Open devlynx opened 8 years ago

devlynx commented 8 years ago

Is it possible to support async/await so that the UI does not lock up during the running of the console app?

Thanks,

Mike

slavagu commented 8 years ago

Found a few similar libraries that already support that: https://github.com/jamesmanning/RunProcessAsTask https://github.com/madelson/MedallionShell

ConsoleAppLauncher differs by providing access to console output in real-time without waiting for the process to exit. Do you need async/await for such scenarios? What should be the result type of async method? Can you provide a signature for anticipated async method?

Thanks, Slava

devlynx commented 8 years ago

I decided to use RunProcessAsTask. Thanks for pointing me in that direction.

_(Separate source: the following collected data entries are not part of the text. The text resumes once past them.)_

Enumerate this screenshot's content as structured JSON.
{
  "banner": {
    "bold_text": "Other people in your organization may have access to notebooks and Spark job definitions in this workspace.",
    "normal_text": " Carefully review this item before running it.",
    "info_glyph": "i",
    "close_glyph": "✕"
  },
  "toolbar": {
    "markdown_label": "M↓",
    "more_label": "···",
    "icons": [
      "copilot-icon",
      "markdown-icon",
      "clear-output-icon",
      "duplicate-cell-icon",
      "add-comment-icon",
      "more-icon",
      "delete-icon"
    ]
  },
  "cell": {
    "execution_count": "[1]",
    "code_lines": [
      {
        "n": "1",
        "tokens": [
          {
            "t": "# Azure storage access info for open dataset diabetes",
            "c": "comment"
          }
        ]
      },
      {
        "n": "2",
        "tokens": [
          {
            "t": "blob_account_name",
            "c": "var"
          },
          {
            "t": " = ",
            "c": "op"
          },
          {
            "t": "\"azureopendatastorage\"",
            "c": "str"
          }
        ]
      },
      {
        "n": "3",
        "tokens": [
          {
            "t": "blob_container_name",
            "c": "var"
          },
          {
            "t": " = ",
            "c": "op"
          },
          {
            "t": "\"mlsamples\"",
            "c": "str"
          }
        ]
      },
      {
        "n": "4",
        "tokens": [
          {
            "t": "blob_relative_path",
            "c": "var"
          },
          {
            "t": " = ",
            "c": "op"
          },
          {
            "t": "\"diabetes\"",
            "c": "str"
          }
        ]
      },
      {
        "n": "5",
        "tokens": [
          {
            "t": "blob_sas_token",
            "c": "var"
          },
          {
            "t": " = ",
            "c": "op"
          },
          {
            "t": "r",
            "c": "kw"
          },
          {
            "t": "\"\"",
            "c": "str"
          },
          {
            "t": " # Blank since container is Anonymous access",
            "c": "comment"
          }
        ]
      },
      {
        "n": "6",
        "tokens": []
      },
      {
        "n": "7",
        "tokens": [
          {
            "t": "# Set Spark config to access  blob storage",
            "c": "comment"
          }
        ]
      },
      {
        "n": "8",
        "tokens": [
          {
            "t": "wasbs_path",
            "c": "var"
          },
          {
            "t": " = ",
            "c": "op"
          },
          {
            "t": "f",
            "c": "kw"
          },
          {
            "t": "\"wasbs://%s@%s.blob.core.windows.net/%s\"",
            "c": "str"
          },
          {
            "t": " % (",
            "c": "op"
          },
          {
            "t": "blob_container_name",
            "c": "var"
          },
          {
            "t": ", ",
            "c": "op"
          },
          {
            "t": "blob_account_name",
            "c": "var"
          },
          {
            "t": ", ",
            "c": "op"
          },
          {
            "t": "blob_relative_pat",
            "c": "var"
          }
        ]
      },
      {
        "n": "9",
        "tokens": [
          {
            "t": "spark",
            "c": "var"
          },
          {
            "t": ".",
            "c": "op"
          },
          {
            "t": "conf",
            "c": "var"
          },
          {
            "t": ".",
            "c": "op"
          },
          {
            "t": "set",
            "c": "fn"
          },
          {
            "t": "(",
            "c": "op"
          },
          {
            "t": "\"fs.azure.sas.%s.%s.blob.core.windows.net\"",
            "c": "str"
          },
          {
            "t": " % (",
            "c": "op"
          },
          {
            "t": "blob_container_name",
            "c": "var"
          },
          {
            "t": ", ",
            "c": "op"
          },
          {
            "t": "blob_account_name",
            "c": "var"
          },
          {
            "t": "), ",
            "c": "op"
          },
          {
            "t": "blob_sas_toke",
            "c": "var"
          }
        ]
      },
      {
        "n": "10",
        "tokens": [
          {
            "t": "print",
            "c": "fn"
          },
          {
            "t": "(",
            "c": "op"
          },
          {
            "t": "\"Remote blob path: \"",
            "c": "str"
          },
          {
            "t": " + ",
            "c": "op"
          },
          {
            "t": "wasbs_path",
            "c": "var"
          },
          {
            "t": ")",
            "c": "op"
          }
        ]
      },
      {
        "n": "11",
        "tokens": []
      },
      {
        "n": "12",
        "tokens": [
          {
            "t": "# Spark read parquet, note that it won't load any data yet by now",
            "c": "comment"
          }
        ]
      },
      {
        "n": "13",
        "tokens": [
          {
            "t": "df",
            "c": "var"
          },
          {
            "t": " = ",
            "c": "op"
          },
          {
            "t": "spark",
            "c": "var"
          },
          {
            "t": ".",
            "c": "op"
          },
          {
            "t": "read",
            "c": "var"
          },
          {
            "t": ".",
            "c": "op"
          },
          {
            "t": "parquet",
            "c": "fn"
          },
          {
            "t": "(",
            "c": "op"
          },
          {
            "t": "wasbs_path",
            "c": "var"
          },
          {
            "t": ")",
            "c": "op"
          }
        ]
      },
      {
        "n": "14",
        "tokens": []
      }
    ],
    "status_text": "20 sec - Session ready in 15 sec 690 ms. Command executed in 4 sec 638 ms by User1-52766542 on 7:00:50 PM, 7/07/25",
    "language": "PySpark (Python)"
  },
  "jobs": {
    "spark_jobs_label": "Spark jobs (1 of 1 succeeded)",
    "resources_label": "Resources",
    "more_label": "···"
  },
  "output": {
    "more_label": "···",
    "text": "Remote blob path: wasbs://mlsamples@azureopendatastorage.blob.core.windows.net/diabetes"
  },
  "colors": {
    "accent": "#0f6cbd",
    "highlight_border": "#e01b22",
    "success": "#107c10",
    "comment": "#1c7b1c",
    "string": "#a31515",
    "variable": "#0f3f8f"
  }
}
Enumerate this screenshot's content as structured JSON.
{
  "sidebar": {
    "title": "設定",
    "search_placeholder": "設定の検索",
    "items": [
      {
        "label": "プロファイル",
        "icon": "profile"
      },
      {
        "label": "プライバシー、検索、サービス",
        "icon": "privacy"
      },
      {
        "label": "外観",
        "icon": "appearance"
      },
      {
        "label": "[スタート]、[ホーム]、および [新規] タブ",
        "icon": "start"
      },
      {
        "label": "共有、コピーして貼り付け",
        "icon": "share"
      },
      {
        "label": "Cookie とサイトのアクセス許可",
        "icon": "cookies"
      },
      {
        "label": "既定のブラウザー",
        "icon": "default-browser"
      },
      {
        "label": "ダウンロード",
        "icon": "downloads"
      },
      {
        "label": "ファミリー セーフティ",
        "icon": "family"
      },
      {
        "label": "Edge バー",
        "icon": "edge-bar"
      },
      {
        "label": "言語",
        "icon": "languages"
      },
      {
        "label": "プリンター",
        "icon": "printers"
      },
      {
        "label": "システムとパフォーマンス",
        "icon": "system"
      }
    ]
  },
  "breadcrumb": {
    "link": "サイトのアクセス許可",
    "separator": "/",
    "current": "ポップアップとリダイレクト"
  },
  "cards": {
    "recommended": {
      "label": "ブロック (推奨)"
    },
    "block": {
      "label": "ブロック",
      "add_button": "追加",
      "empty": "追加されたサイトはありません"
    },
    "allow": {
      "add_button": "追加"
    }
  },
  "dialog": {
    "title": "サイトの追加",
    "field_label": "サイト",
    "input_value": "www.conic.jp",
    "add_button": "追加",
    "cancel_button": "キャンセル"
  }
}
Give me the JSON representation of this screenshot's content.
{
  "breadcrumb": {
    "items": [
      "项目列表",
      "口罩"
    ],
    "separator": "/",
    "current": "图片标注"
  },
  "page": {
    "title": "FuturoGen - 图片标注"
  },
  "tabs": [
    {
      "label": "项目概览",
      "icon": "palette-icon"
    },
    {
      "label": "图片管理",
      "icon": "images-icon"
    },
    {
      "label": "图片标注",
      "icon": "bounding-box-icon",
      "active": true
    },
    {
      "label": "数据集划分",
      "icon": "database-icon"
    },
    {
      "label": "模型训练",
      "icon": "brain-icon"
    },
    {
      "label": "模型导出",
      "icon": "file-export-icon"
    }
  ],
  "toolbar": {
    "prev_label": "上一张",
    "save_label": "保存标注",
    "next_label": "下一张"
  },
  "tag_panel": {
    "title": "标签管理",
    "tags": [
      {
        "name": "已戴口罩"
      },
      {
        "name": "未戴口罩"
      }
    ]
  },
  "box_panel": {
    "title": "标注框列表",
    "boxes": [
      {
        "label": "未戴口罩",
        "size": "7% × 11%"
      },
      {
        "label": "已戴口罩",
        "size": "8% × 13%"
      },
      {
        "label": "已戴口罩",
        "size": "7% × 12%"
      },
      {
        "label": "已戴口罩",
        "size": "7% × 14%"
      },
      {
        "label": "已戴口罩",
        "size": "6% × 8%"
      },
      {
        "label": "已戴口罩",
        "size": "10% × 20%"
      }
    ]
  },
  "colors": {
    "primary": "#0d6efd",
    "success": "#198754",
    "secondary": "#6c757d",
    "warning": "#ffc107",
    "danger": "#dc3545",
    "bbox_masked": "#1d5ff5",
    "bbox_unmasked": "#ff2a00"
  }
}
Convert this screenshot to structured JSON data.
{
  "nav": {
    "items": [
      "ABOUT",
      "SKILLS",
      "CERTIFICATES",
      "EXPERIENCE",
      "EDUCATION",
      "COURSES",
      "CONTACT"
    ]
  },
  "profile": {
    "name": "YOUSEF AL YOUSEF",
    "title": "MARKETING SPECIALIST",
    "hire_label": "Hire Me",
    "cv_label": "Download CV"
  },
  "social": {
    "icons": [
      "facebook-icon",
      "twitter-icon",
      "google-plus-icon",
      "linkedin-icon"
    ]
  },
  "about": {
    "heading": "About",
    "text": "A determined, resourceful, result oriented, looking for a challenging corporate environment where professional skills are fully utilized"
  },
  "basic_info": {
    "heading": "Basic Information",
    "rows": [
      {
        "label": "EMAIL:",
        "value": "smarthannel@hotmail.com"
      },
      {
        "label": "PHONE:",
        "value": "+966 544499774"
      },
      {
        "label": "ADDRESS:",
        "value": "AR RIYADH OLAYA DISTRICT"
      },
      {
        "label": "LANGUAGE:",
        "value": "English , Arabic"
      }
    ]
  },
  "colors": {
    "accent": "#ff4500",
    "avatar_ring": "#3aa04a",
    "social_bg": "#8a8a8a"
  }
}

matthewsheeran commented 6 years ago

Similar problems here: I need progressive results and the external C/C++ process doesn't seem to want to exit and return possibly because it is waiting on keyboard input from the console rather than stdin. I will look at CliWrap and MedallionShell first.. I have had this experience before where it works with cmd.exe but not directly with the process so it might be an undesirable alternative of writing the stdin to a random temp file first then use cmd.exe shell redirection then securely overwriting the temp file before deleting. Yucky but unavoidable but still doesn't solve progressive output returns which might have to be fixed by parsing the script I am passing in stdin to the external app and executing the above line by line or block by block to get feedback. Where there is a will there may be a way..

matthewsheeran commented 6 years ago

I got it working like a treat with CliWrap after an initial gotcha (.EnableExitCodeValidation(false).EnableStandardErrorValidation(false) required!) though I would have liked to have used Medallion instead as it turns out the CliWrap .SetStandardOutputCallback(stdoutCallback ?? UpdateDummy).SetStandardErrorCallback(stderrCallback ?? UpdateDummy) callbacks proved superior to get interactive real time output log window updates: ultimately I didn't need anything complex thread-wise but a single Task with a few Dispatcher.BeginInvokes! I have only to add ProgressBar support into the existing Callbacks after counting how many code lines I have to execute in advance as my rough but good enough gauge!! Wunderbar!!!